Kenter’in yaşamının varoluşsal değerlerinin başında sevgi geliyor denebilir. 1928 yılında İstanbul’da doğan ve sonrasında çocukluk ve eğitim hayatına Ankara’da devam eden Yıldız Kenter yaşam sevgisi ailesinden aldığını belirtirken, “Yaşadığımız onca maddi zorluğun ortasında biz birbirimize aşkla bağlı bir aileydik. O yıllardan aklımda kalan en güzel şey, annemle babamın arasındaki aşktı. Biz kardeşler de birbirimize aşkla bağlıydık. Ailemizi saran bu aşk, bana hayatı sevgiyle yaşamayı öğretti” diyerek tanımlar[1]. Söyleşileri tarandığında bu aşkı elini attığı her şeye taşıdığı görülür. Öğrencilerine, hocalığa, tiyatroya, öğrenmeye, insanlara ve yaşama aşkla bağlı olduğu görülür. Bu beklenmeden verilen aşkın gücünü alığını bir diğer kaynak Cumhuriyet’in insana umut aşılayan ferah nefesidir.

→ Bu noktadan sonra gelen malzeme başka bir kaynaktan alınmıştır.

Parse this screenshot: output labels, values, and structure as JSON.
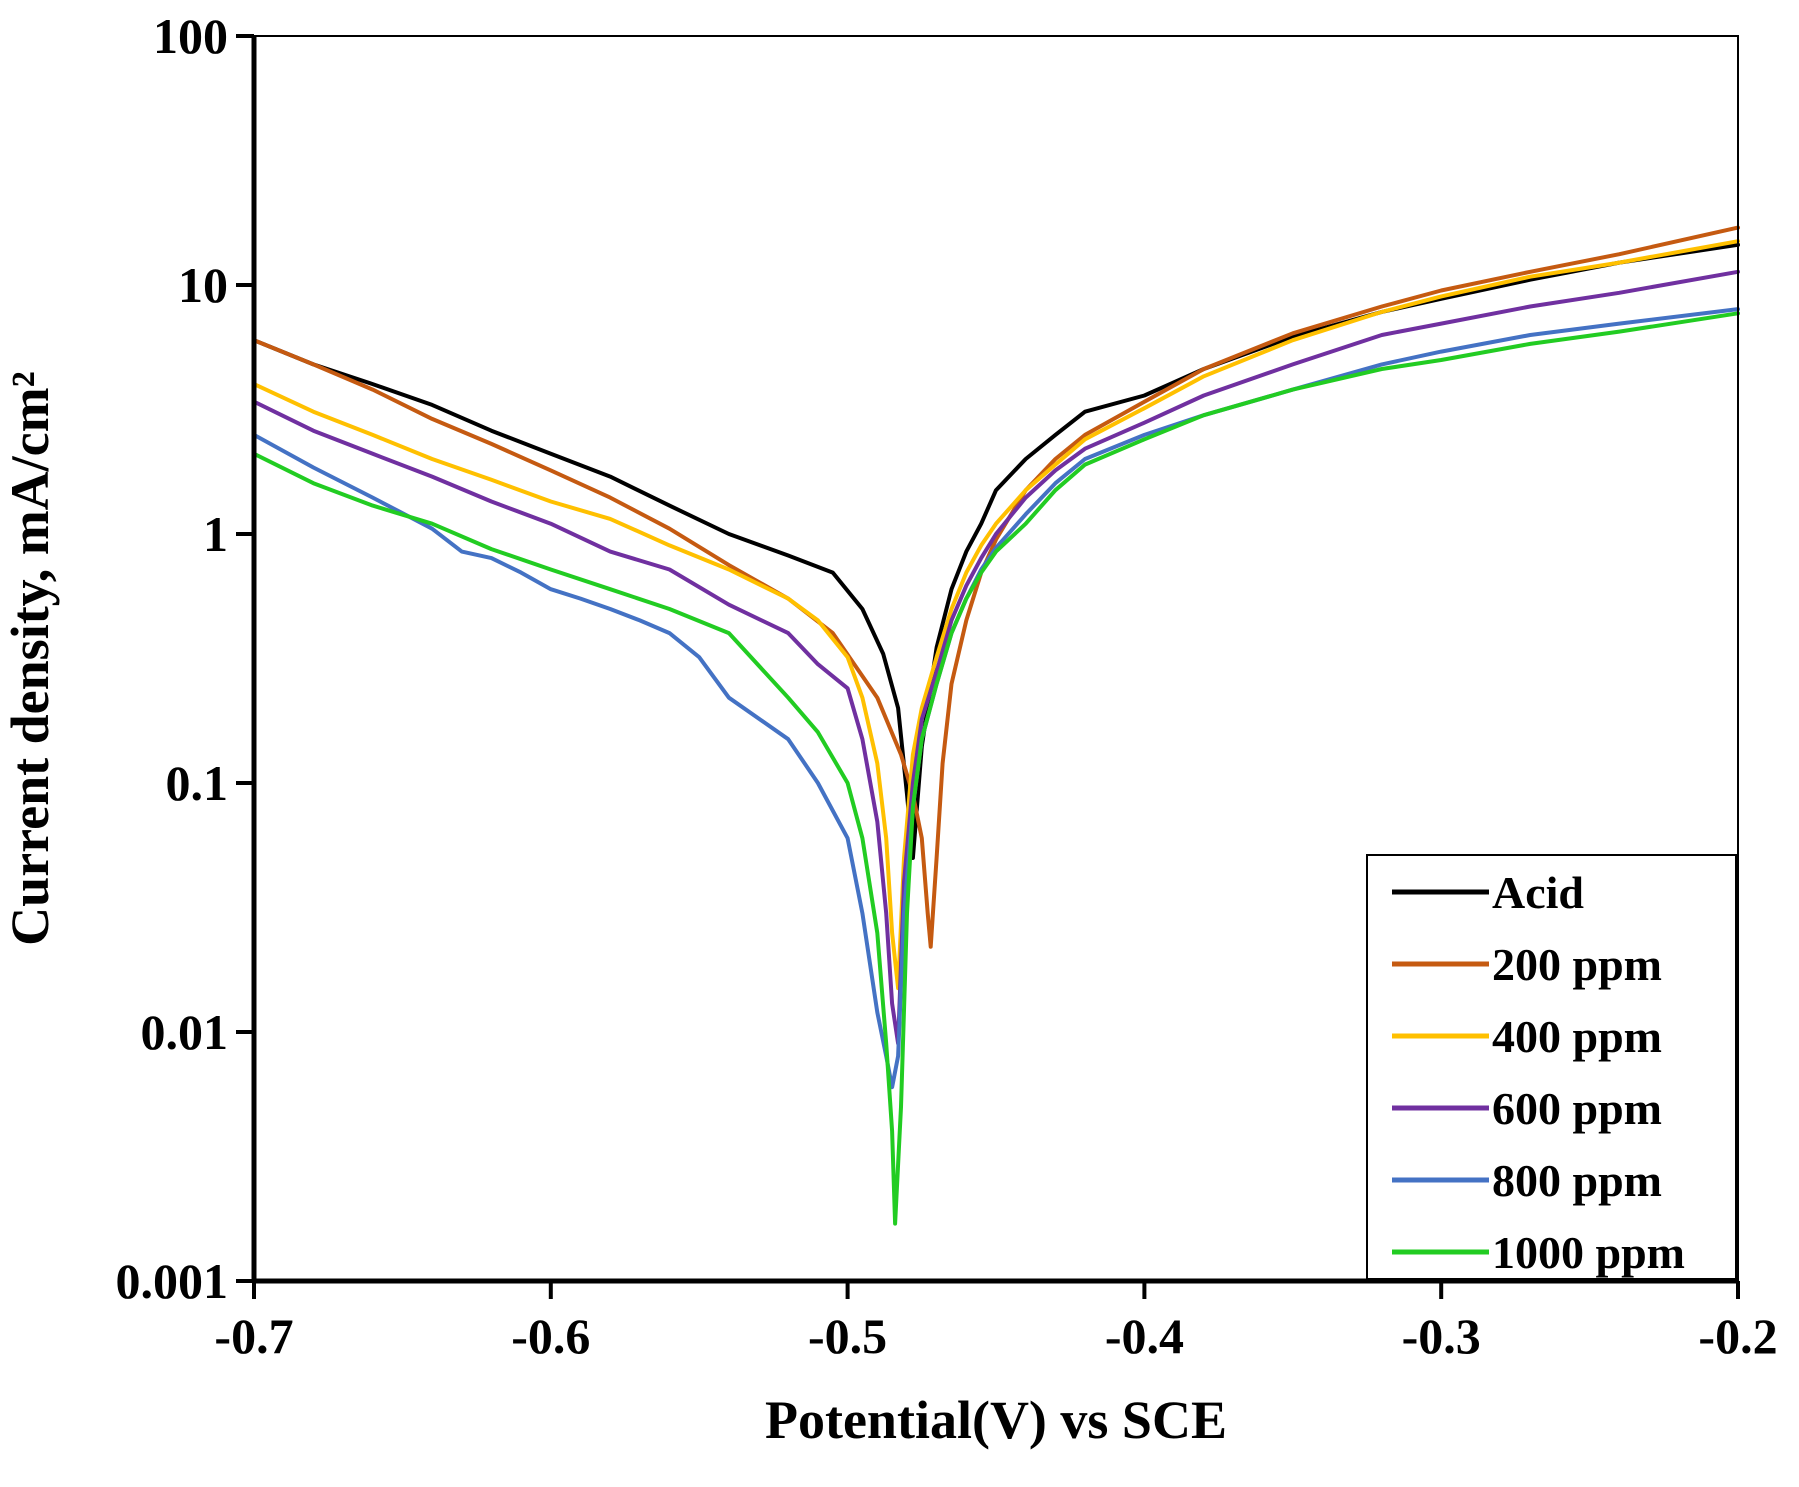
{
  "chart_data": {
    "type": "line",
    "xlabel": "Potential(V) vs SCE",
    "ylabel": "Current density, mA/cm²",
    "y_scale": "log",
    "xlim": [
      -0.7,
      -0.2
    ],
    "ylim": [
      0.001,
      100
    ],
    "x_ticks": [
      "-0.7",
      "-0.6",
      "-0.5",
      "-0.4",
      "-0.3",
      "-0.2"
    ],
    "y_ticks": [
      "0.001",
      "0.01",
      "0.1",
      "1",
      "10",
      "100"
    ],
    "grid": false,
    "legend_position": "bottom-right",
    "series": [
      {
        "name": "Acid",
        "color": "#000000",
        "x": [
          -0.7,
          -0.68,
          -0.66,
          -0.64,
          -0.62,
          -0.6,
          -0.58,
          -0.56,
          -0.54,
          -0.52,
          -0.505,
          -0.495,
          -0.488,
          -0.483,
          -0.48,
          -0.478,
          -0.475,
          -0.47,
          -0.465,
          -0.46,
          -0.455,
          -0.45,
          -0.44,
          -0.43,
          -0.42,
          -0.4,
          -0.38,
          -0.35,
          -0.32,
          -0.3,
          -0.27,
          -0.24,
          -0.2
        ],
        "y": [
          6.0,
          4.8,
          4.0,
          3.3,
          2.6,
          2.1,
          1.7,
          1.3,
          1.0,
          0.82,
          0.7,
          0.5,
          0.33,
          0.2,
          0.09,
          0.05,
          0.14,
          0.35,
          0.6,
          0.85,
          1.1,
          1.5,
          2.0,
          2.5,
          3.1,
          3.6,
          4.6,
          6.2,
          7.8,
          8.8,
          10.5,
          12.3,
          14.5
        ]
      },
      {
        "name": "200 ppm",
        "color": "#C55A11",
        "x": [
          -0.7,
          -0.68,
          -0.66,
          -0.64,
          -0.62,
          -0.6,
          -0.58,
          -0.56,
          -0.54,
          -0.52,
          -0.505,
          -0.49,
          -0.482,
          -0.478,
          -0.475,
          -0.473,
          -0.472,
          -0.47,
          -0.468,
          -0.465,
          -0.46,
          -0.455,
          -0.45,
          -0.44,
          -0.43,
          -0.42,
          -0.4,
          -0.38,
          -0.35,
          -0.32,
          -0.3,
          -0.27,
          -0.24,
          -0.2
        ],
        "y": [
          6.0,
          4.8,
          3.8,
          2.9,
          2.3,
          1.8,
          1.4,
          1.05,
          0.75,
          0.55,
          0.4,
          0.22,
          0.13,
          0.09,
          0.06,
          0.03,
          0.022,
          0.05,
          0.12,
          0.25,
          0.45,
          0.7,
          0.95,
          1.5,
          2.0,
          2.5,
          3.4,
          4.6,
          6.4,
          8.2,
          9.5,
          11.3,
          13.3,
          17.0
        ]
      },
      {
        "name": "400 ppm",
        "color": "#FFC000",
        "x": [
          -0.7,
          -0.68,
          -0.66,
          -0.64,
          -0.62,
          -0.6,
          -0.58,
          -0.56,
          -0.54,
          -0.52,
          -0.51,
          -0.5,
          -0.495,
          -0.49,
          -0.487,
          -0.485,
          -0.483,
          -0.481,
          -0.478,
          -0.475,
          -0.47,
          -0.465,
          -0.46,
          -0.455,
          -0.45,
          -0.44,
          -0.43,
          -0.42,
          -0.4,
          -0.38,
          -0.35,
          -0.32,
          -0.3,
          -0.27,
          -0.24,
          -0.2
        ],
        "y": [
          4.0,
          3.1,
          2.5,
          2.0,
          1.65,
          1.35,
          1.15,
          0.9,
          0.72,
          0.55,
          0.45,
          0.32,
          0.22,
          0.12,
          0.06,
          0.025,
          0.015,
          0.05,
          0.13,
          0.2,
          0.32,
          0.5,
          0.7,
          0.9,
          1.1,
          1.5,
          1.9,
          2.4,
          3.2,
          4.3,
          6.0,
          7.8,
          9.0,
          10.8,
          12.3,
          15.0
        ]
      },
      {
        "name": "600 ppm",
        "color": "#7030A0",
        "x": [
          -0.7,
          -0.68,
          -0.66,
          -0.64,
          -0.62,
          -0.6,
          -0.58,
          -0.56,
          -0.54,
          -0.52,
          -0.51,
          -0.5,
          -0.495,
          -0.49,
          -0.487,
          -0.485,
          -0.483,
          -0.481,
          -0.478,
          -0.475,
          -0.47,
          -0.465,
          -0.46,
          -0.455,
          -0.45,
          -0.44,
          -0.43,
          -0.42,
          -0.4,
          -0.38,
          -0.35,
          -0.32,
          -0.3,
          -0.27,
          -0.24,
          -0.2
        ],
        "y": [
          3.4,
          2.6,
          2.1,
          1.7,
          1.35,
          1.1,
          0.85,
          0.72,
          0.52,
          0.4,
          0.3,
          0.24,
          0.15,
          0.07,
          0.03,
          0.013,
          0.009,
          0.04,
          0.1,
          0.18,
          0.28,
          0.45,
          0.62,
          0.8,
          1.0,
          1.4,
          1.8,
          2.2,
          2.8,
          3.6,
          4.8,
          6.3,
          7.0,
          8.2,
          9.3,
          11.3
        ]
      },
      {
        "name": "800 ppm",
        "color": "#4472C4",
        "x": [
          -0.7,
          -0.68,
          -0.66,
          -0.64,
          -0.63,
          -0.62,
          -0.61,
          -0.6,
          -0.59,
          -0.58,
          -0.57,
          -0.56,
          -0.55,
          -0.54,
          -0.52,
          -0.51,
          -0.5,
          -0.495,
          -0.49,
          -0.487,
          -0.485,
          -0.483,
          -0.481,
          -0.478,
          -0.475,
          -0.47,
          -0.465,
          -0.46,
          -0.455,
          -0.45,
          -0.44,
          -0.43,
          -0.42,
          -0.4,
          -0.38,
          -0.35,
          -0.32,
          -0.3,
          -0.27,
          -0.24,
          -0.2
        ],
        "y": [
          2.5,
          1.85,
          1.4,
          1.05,
          0.85,
          0.8,
          0.7,
          0.6,
          0.55,
          0.5,
          0.45,
          0.4,
          0.32,
          0.22,
          0.15,
          0.1,
          0.06,
          0.03,
          0.012,
          0.008,
          0.006,
          0.008,
          0.03,
          0.08,
          0.15,
          0.25,
          0.4,
          0.55,
          0.72,
          0.88,
          1.2,
          1.6,
          2.0,
          2.5,
          3.0,
          3.8,
          4.8,
          5.4,
          6.3,
          7.0,
          8.0
        ]
      },
      {
        "name": "1000 ppm",
        "color": "#22CC22",
        "x": [
          -0.7,
          -0.68,
          -0.66,
          -0.64,
          -0.62,
          -0.6,
          -0.58,
          -0.56,
          -0.54,
          -0.52,
          -0.51,
          -0.5,
          -0.495,
          -0.49,
          -0.487,
          -0.485,
          -0.484,
          -0.482,
          -0.48,
          -0.478,
          -0.475,
          -0.47,
          -0.465,
          -0.46,
          -0.455,
          -0.45,
          -0.44,
          -0.43,
          -0.42,
          -0.4,
          -0.38,
          -0.35,
          -0.32,
          -0.3,
          -0.27,
          -0.24,
          -0.2
        ],
        "y": [
          2.1,
          1.6,
          1.3,
          1.1,
          0.87,
          0.72,
          0.6,
          0.5,
          0.4,
          0.22,
          0.16,
          0.1,
          0.06,
          0.025,
          0.009,
          0.004,
          0.0017,
          0.005,
          0.03,
          0.08,
          0.15,
          0.25,
          0.4,
          0.55,
          0.7,
          0.85,
          1.1,
          1.5,
          1.9,
          2.4,
          3.0,
          3.8,
          4.6,
          5.0,
          5.8,
          6.5,
          7.7
        ]
      }
    ]
  }
}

1934’te bizzat Atatürk tarafından çıkarılan bir kanunla kurulan Ankara Devlet Konservatuarının ilk mezunlarından olan Kenter 1959’a kadar burada oyunculuk ve sahne derslerine girip, Devlet Tiyatrosunda sahne almaya devam eder. Muhsin Ertuğrul’un kurumdan atılması karşısında hocalarının uğradığı haksızlığı içlerine sindiremezler ve onu yalnız bırakmayarak kardeşi Müşfik Kenter ile birlikte İstanbul’a giderler. Bir röportajında o günleri anlatırken “Biz Muhsin Bey’in peşine takıldık. Onun tiyatrodan uzaklaştırılma şekli bize çok dokundu. Protesto ettik güya... Kimse bize aldırmadı ama iyi oldu. İstanbul’da yepyeni bir hayat başlattık. Bu çalışmadan Kenter Tiyatrosu doğdu” diyecekti[2]. Onların bu çok da planlı olmayan İstanbul kararı, yazar Vedat Nedim Tör’ün zarif ve coşkulu karşılaması ile İstanbullulara duyurulur. “İstanbullular! Sevinin. Övünün. Bayram edin! Şehrimizin kültür kesafetini yükselten iki artist kazandık: Kenter Kardeşler” der Tör. Bu heyecan dolu karşılama İstanbul’un kültür hayatına senelerce damgasını vuran Kenter Tiyatrosunun kurulmasıyla taçlanır. Böylelikle Yıldız Kenter oyunculuk ve hocalığın yanı sıra tiyatro yöneticiliği, yönetmenlik ama en önemlisi bitmeyen bir mücadeleci figür haline gelir.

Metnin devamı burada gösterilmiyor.